May 3

So I finally got a job. With the TSA. The interviewer was a little grumpy about my name being Murphy. He said it’d be better if my name was LaShawn or Wing Lee or Mahmood, as they liked being diverse. I told him my middle name was Pierre, which is Belgian or Swedish or something, so that made him happy. Anyway, ten bucks an hour, health insurance, and ten percent off at the airport food concessions! Vegan hot dogs here I come!
May 5
Training day. The trainer was this guy named Fritz. He had a really short haircut and tight leather pants. He yelled a lot and sort of stomped around the room, kicking his legs up high. Kind of reminded me of my third-grade teacher, Mr. Lunz, the one who kept on getting sent to jail. I didn’t learn much in third-grade, which was great. He was a good teacher.
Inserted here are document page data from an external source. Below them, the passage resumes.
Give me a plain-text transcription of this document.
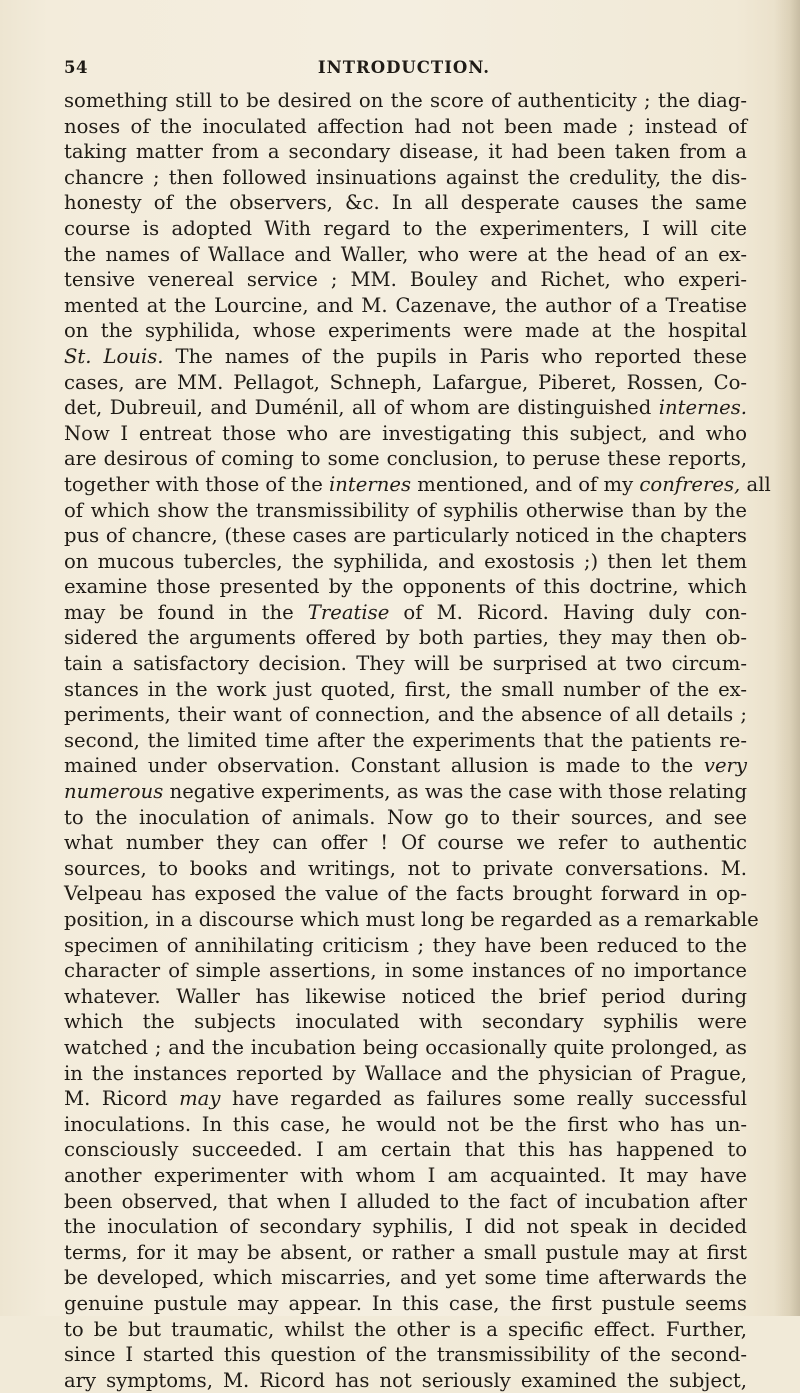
54	INTRODUCTION.
something still to be desired on the score of authenticity ; the diag-
noses of the inoculated affection had not been made ; instead of
taking matter from a secondary disease, it had been taken from a
chancre ; then followed insinuations against the credulity, the dis-
honesty of the observers, &c. In all desperate causes the same
course is adopted With regard to the experimenters, I will cite
the names of Wallace and Waller, who were at the head of an ex-
tensive venereal service ; MM. Bouley and Richet, who experi-
mented at the Lourcine, and M. Cazenave, the author of a Treatise
on the syphilida, whose experiments were made at the hospital
St. Louis. The names of the pupils in Paris who reported these
cases, are MM. Pellagot, Schneph, Lafargue, Piberet, Rossen, Co-
det, Dubreuil, and Duménil, all of whom are distinguished internes.
Now I entreat those who are investigating this subject, and who
are desirous of coming to some conclusion, to peruse these reports,
together with those of the internes mentioned, and of my confreres, all
of which show the transmissibility of syphilis otherwise than by the
pus of chancre, (these cases are particularly noticed in the chapters
on mucous tubercles, the syphilida, and exostosis ;) then let them
examine those presented by the opponents of this doctrine, which
may be found in the Treatise of M. Ricord. Having duly con-
sidered the arguments offered by both parties, they may then ob-
tain a satisfactory decision. They will be surprised at two circum-
stances in the work just quoted, first, the small number of the ex-
periments, their want of connection, and the absence of all details ;
second, the limited time after the experiments that the patients re-
mained under observation. Constant allusion is made to the very
numerous negative experiments, as was the case with those relating
to the inoculation of animals. Now go to their sources, and see
what number they can offer ! Of course we refer to authentic
sources, to books and writings, not to private conversations. M.
Velpeau has exposed the value of the facts brought forward in op-
position, in a discourse which must long be regarded as a remarkable
specimen of annihilating criticism ; they have been reduced to the
character of simple assertions, in some instances of no importance
whatever. Waller has likewise noticed the brief period during
which the subjects inoculated with secondary syphilis were
watched ; and the incubation being occasionally quite prolonged, as
in the instances reported by Wallace and the physician of Prague,
M. Ricord may have regarded as failures some really successful
inoculations. In this case, he would not be the first who has un-
consciously succeeded. I am certain that this has happened to
another experimenter with whom I am acquainted. It may have
been observed, that when I alluded to the fact of incubation after
the inoculation of secondary syphilis, I did not speak in decided
terms, for it may be absent, or rather a small pustule may at first
be developed, which miscarries, and yet some time afterwards the
genuine pustule may appear. In this case, the first pustule seems
to be but traumatic, whilst the other is a specific effect. Further,
since I started this question of the transmissibility of the second-
ary symptoms, M. Ricord has not seriously examined the subject,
Anyway, Fritz showed us how to use pepper spray, how to get people in choke holds and the proper way to conduct a full body search. He got one of the trainees to go up and help him with the full body search. A guy named Trevor. It was a pretty comprehensive search. I’m afraid I had to close my eyes a few times. Fritz got all red and sweaty while he was doing it. Then he pepper sprayed Trevor, right when Trevor was saying something about his lawyer. Trevor kind of screamed and thrashed around. It was pretty educational. Fritz said you can make salad dressing out of pepper spray if you’re out of normal pepper. That’s great. I love salad.
May 9
First day at work. These uniforms are awesome. The boots are great. Love the steel toes. We have a list of people types we’re supposed to concentrate on: old white ladies in wheelchairs, little kids, fat white guys in business suits and soccer moms. I guess the terrorists are getting really clever about how they disguise themselves. My supervisor’s name is Farood al-something or another. I can’t really understand his accent. Or maybe he isn’t speaking English to me. That’s okay. My humanities professor in junior college said that English is an oppressive symbol of patriarchal colonialism, whatever the hell that means, so we should avoid speaking it as much as possible. I guess Farood had the same class.
May 10
Did my first full body search. It was an old woman who set off the metal detector like fireworks on the 4th. Except that’s an oppressive white man’s holiday. She said it was her bridge in her mouth, two metal hip replacements and a plate in her skull, but Farood told me they’re always lying about these things. I snapped on my blue gloves. Her eye shadow was the same color. She was pretty squishy, except for her hips. I could feel something hard and rigid underneath all her fat. She said thank you very much, young man, and told me she’d have to fly more and then asked me when I got off work.
May 11
There sure is a lot of diversity in air travelers! That is good to see and it warms my heart because it means we are a real melting pot, or at least a stew, of a country. There was a lady (at least I think it was a lady) who came through dressed in some kind of tent. She probably does great with the mosquitoes when camping. She was looking through the part of the tent that would’ve been right at the top–you know, the slit that allows air to circulate. She was traveling with a guy dressed in white robes with a big beard and a doily on his head. He said I should not talk to her as I was a smelly infidel. I did a quick overhand stretch–I told him it was because my back muscles were tight– in order to surreptitiously smell my armpits. I was still good. Right Guard is strong stuff. They both set off the metal detectors. Farood did their search, but he just did it by bowing to them. He said that works real well if they’re not white or named Hank. They said something to each other, I think about Allah’s Snackbar or something like that. That lady in the tent looked pretty hungry–or at least her size looked pretty hungry. Maybe it’s a new place in the food court. I’ll have to try it out. I like southern food. Then there was an old guy in a wheelchair. He was pretty suspicious, particularly when his false teeth popped out of his mouth and hit me on the arm. Farood pepper sprayed him and then said I should press assault and battery charges against him and also put in for a hazard pay bonus.
May 12
Nancy Pelosi came by! Wow. I’m still trembling. She normally doesn’t fly commercial, but one of her aides said something about her Air Force jet being in the shop. She didn’t say anything herself, but I think she looked somewhere near in my direction. She set off the metal detector and her aide whispered that it was because she was a cyborg and mostly machinery inside. We all had a good laugh about that. I didn’t realize politicians are such jokers. It makes me feel good inside that our leaders have good senses of humor. Then they moved off down the hallway. She doesn’t really walk. She sort of glides like Michael Jackson doing the moonwalk. She has mad skills.